The workers I grew up with are some of the most talented and skilled in Scotland. Their skills are an asset and they must be at the heart of a green recovery and of growing the green industries of the future.
An unmanaged decline or transition at a site such as Grangemouth would be devastating for workers. In the 1980s we saw the terrible toll and social cost when industries are ripped out of towns and villages and workers are left behind. The recklessness and cruelty of the Thatcher government led to so many broken communities and shattered lives.
That’s why, as we decarbonise our economy, we need to ensure that communities such as Grangemouth are playing a central role and that the skills are being harnessed.
There is a lot that needs to be done, and increasingly little time to do it. Every day of inaction is another day wasted.
Words are not enough. Far too many governments talk a good game on climate but don’t deliver.
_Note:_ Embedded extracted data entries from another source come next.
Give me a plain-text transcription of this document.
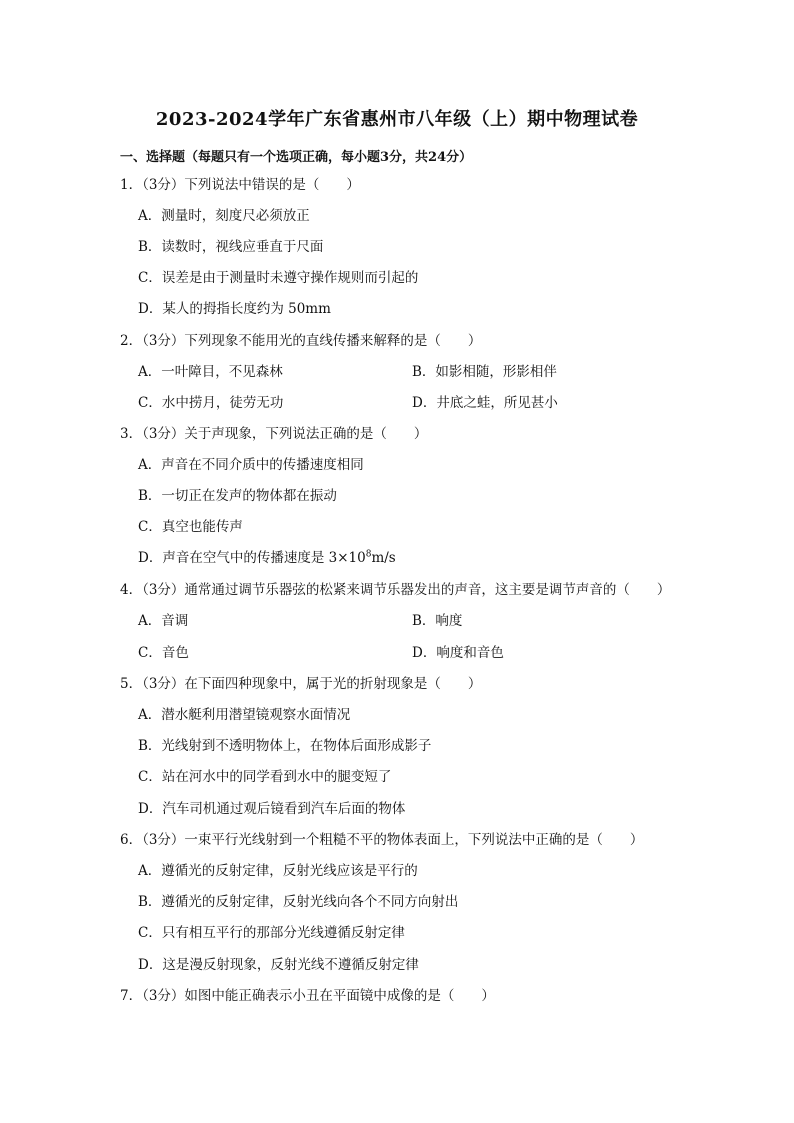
2023-2024学年广东省惠州市八年级（上）期中物理试卷
一、选择题（每题只有一个选项正确，每小题3分，共24分）
1．（3分）下列说法中错误的是（　　）
A．测量时，刻度尺必须放正
B．读数时，视线应垂直于尺面
C．误差是由于测量时未遵守操作规则而引起的
D．某人的拇指长度约为 50mm
2．（3分）下列现象不能用光的直线传播来解释的是（　　）
A．一叶障目，不见森林	B．如影相随，形影相伴
C．水中捞月，徒劳无功	D．井底之蛙，所见甚小
3．（3分）关于声现象，下列说法正确的是（　　）
A．声音在不同介质中的传播速度相同
B．一切正在发声的物体都在振动
C．真空也能传声
D．声音在空气中的传播速度是 $3\times 10^8m/s$
4．（3分）通常通过调节乐器弦的松紧来调节乐器发出的声音，这主要是调节声音的（　　）
A．音调	B．响度
C．音色	D．响度和音色
5．（3分）在下面四种现象中，属于光的折射现象是（　　）
A．潜水艇利用潜望镜观察水面情况
B．光线射到不透明物体上，在物体后面形成影子
C．站在河水中的同学看到水中的腿变短了
D．汽车司机通过观后镜看到汽车后面的物体
6．（3分）一束平行光线射到一个粗糙不平的物体表面上，下列说法中正确的是（　　）
A．遵循光的反射定律，反射光线应该是平行的
B．遵循光的反射定律，反射光线向各个不同方向射出
C．只有相互平行的那部分光线遵循反射定律
D．这是漫反射现象，反射光线不遵循反射定律
7．（3分）如图中能正确表示小丑在平面镜中成像的是（　　）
That is what we saw from the UK Government over the course of the COP26 conference and what we have seen every day since.
Successive UK governments have promised all sorts of far-reaching green change, but they have utterly failed to deliver it.
With 100 new oil and gas licences set to be awarded for the North Sea alone, they are actively making things worse.
We know that Downing Street’s plans don’t go far enough. The Climate Change Committee that they set up has already pointed to the huge shortcomings, noting that the Tories have been “too slow to embrace cleaner, cheaper alternatives and too keen to support new production of coal, oil and gas”.
READ MORE: Eleven arrested after climate activists target two Scottish oil sites
This kind of approach is disastrous for our environment, but also for the regions which are currently dependent on fossil fuel jobs.
What is needed is real jobs supported by real investment.
That is how we can create opportunities for future-proofed, high-skilled, high-quality and high-value employment in areas such as Grangemouth for generations to come.
Renewable energy is the cleanest, greenest and cheapest there is. And Scotland can be at the forefront of producing it. We have resources that almost any country would envy and generations of skilled workers who can do it.
It’s an environmental necessity, but also a huge opportunity. We can transform and revitalise whole communities by making them the beating heart and powerhouse of our journey to net zero.
Scotland played an instrumental role in fuelling the industrial revolution, now we need to play just as key a role in Europe’s shift away from fossil fuels.
That’s why, for me, one of the proudest and most important achievements of the Bute House Agreement between the Scottish Greens and the Scottish Government is the creation of a £500 million just transition fund to support projects in areas like mine and workers like those in my hometown.
We can’t afford to look back in 30 years and realise that we could have done more. The damage would be far too great. We can’t allow the wildfires we are seeing on the news to be the new normal.
I still live a short distance from my childhood home. Wherever I live in future it will always be a big part of me and will always be the community that made me.
We must make sure that social justice is at the heart of our steps for climate justice. That means communities that are not polluted for private profit, that they have well-paid jobs for generations to come and industry that they can be proud of. This is exactly what Grangemouth and many other communities like it deserve.